An arithmetic progression can be written a, a+d, a+2d, etc., and its sum to n terms is a+a+d+a+2d+a+3d+...+a+(n-1)d=na+d∑i[0,n-1]. (a is the first term and d the common difference. The square brackets show the lower and upper limits for i in the sum, represented by sigma.) So we have pairs of terms (a+a+(n-1)d)+(a+d+a+(n-2)d)+(a+2d+a+(n-3)d)+... In the given series we have the sum -2+(-5)+(-8)+(-11), that is, the first 4 terms.
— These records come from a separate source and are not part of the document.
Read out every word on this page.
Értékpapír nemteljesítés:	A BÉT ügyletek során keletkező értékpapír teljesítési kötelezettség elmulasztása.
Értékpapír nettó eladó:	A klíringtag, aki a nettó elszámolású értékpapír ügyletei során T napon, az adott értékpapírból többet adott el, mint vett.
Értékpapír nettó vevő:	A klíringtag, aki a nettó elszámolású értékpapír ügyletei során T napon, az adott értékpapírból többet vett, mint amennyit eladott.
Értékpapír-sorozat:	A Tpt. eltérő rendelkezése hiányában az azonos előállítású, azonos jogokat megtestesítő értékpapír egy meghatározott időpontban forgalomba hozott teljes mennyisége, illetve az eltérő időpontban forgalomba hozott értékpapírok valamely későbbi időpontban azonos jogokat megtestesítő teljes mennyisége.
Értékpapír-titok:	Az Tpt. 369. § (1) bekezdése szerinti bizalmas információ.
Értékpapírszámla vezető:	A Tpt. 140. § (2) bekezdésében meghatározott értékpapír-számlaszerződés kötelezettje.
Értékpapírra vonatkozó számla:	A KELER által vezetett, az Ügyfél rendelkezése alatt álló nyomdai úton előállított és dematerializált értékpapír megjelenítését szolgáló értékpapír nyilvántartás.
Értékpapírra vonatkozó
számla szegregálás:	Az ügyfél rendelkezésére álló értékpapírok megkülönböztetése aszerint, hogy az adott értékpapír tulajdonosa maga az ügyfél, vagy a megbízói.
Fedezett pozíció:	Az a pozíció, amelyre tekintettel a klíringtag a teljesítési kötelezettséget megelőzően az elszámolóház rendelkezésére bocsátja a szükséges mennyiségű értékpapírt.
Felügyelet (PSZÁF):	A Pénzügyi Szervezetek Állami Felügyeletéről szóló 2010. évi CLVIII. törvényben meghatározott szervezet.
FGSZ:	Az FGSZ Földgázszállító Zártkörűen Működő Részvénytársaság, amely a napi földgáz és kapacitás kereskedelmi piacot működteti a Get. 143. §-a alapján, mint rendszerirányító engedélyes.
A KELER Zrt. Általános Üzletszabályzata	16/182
We can write this: (-2-11)+(-5-8)=-13-13=-26. So by arranging the terms in pairs we have 2 pairs each with the same sum: a+a+(n-1)d, that is, 2a+(n-1)d times n/2. If we put a=-2, d=-3 and n=4, we get (-4-9)(4/2)=-26.
We can now find an expression for the sum S of the series for a general n.
S=(2a+(n-1)d)(n/2)=an+dn(n-1)/2. Applying it when n=8 we get S=(-4-21)(8/2)=-100, or -16+(-3)(56/2)=-16-84=-100.
Let’s check: series is -2, -5, -8, -11, -14, -17, -20, -23=(-2-23)+(-5-20)+(-8-17)+(-11-14)=-25×4=-100.